Autant dire que les choses n’ont pas tourné comme espéré. Entre temps a aussi déferlé sur les marchés mondiaux la concurrence de véhicules sportifs fabriqués en Chine à des coûts défiant toute concurrence ; tandis que le marché américain s’est barricadé derrière des barrières douanières — une très mauvaise nouvelle pour le britannique, qui y vendait un tiers de ses véhicules ce trimestre.
Le constructeur basé à Gaydon dans le Warwickshire a par ailleurs donné la preuve qu’il ne disposait pas du pricing power que certains analystes lui prêtaient, à l’inverse de Ferrari par exemple. En témoigne le prix de vente moyen de ses véhicules, en baisse de 15% depuis le début de l’année.
La perte avant impôts sur le premier trimestre se creuse, pour atteindre £80 millions. A ce rythme, Aston Martin ne passera pas l’année. Sa dette nette atteint £1.3 milliard, en hausse d’un cinquième par rapport à l’an passé à la même époque. La charge d’intérêt associée est un boulet en plomb qui tire le constructeur vers le fond : elle représentait l’an dernier le double de la — déjà critique — perte d’exploitation.
Nous soulignons dans Aston Martin : Tango à cinq que la valorisation boursière du constructeur avait été divisée par quatre entre 2021 et 2023. C’est à nouveau le cas entre 2023 et 2025. Il y a quelques mois, le milliardaire canadien Lawrence Stroll — né Strulovitch — réussissait cependant un beau coup, en cédant 5% de l’écurie F1 du constructeur, ce qui valorisait cette entité à plus de £1.5 milliard.

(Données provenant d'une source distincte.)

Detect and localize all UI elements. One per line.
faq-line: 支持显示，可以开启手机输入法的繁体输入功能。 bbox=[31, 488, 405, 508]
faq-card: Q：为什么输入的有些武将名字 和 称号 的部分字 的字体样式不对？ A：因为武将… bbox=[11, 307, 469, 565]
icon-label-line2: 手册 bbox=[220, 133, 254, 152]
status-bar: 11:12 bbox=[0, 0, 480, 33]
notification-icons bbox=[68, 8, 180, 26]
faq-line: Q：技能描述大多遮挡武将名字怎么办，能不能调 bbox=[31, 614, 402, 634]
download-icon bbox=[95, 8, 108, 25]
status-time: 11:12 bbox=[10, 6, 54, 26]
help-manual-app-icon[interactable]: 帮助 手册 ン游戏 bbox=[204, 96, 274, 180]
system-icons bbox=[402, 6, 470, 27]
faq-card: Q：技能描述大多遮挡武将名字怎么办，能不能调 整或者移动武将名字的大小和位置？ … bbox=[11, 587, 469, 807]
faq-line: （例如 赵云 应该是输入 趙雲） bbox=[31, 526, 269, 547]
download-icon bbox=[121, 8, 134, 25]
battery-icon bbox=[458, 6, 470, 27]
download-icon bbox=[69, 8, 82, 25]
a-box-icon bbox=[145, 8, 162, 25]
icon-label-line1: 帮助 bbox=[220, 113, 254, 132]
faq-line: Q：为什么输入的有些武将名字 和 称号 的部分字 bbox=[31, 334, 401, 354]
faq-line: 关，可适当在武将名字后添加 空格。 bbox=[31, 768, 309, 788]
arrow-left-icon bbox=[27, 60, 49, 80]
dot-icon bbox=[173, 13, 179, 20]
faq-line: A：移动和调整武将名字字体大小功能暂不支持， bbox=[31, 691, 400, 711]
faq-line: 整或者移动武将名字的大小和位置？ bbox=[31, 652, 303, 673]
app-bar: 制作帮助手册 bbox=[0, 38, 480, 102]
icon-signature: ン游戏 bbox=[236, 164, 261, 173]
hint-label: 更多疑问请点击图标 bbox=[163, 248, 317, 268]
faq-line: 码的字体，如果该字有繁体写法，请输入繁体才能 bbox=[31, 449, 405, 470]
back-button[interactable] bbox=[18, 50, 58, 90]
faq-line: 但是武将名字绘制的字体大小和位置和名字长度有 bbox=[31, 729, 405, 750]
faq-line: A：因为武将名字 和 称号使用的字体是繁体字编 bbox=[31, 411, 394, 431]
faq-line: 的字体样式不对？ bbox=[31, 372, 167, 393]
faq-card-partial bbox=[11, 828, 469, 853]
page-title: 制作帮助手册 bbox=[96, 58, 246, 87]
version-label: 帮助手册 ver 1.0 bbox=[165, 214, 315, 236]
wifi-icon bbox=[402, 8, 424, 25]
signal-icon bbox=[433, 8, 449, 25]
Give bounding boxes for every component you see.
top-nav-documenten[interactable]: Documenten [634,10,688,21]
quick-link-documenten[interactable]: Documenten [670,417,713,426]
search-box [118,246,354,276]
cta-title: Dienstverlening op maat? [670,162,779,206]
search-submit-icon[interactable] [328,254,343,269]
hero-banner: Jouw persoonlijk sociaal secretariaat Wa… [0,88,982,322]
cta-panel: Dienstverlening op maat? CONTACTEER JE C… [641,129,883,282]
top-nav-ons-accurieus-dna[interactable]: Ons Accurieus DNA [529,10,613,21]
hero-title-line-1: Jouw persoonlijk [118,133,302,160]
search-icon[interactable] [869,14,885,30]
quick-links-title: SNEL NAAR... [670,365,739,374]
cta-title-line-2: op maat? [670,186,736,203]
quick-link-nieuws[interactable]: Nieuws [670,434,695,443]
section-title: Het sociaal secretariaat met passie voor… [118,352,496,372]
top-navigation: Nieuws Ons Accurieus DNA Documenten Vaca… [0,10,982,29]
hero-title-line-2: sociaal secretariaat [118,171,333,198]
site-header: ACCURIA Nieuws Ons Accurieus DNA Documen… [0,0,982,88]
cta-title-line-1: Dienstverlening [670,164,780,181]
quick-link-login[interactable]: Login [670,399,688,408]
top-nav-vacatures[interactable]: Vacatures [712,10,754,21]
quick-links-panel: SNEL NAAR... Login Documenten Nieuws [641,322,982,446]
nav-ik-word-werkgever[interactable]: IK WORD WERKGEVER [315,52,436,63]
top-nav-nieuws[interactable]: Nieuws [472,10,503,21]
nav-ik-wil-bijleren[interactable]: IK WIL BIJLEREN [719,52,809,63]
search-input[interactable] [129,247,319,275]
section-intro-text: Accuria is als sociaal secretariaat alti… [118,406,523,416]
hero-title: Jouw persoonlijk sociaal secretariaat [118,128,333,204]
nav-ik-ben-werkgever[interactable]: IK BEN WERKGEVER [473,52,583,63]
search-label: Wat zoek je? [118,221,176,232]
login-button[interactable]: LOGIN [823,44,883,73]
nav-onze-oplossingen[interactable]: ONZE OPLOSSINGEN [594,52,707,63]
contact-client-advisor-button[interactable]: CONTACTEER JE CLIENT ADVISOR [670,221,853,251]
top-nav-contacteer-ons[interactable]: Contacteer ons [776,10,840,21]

Mais ce refinancement de la dernière chance ne fait pour l’instant que rajouter du cash au bûcher. Depuis son IPO en 2018, Aston Martin a brulé £2.3 milliard. Quatre augmentations de capital en cinq ans pour un total de £1.9 milliard plus £0.6 milliard d’endettement frais ont permis de maintenir l’ensemble sous perfusion. Mais jusqu’à quand ?
Le fantasque Lawrence Stroll — qui a fait fortune dans la mode, actionnaire entre autres de Tommy Hilfiger — n’a pas les poches aussi profondes que ses co-actionnaires du fonds souverain saoudien, du constructeur chinois Geely ou de Mercedes. Il est possible que ces derniers finissent par se retourner contre lui ; à moins qu’ils ne laissent Aston déposer le bilan pour de bon.
Le drôle de tango à cinq devrait à ce titre nettement gagner en intensité dans le courant des prochaines semaines.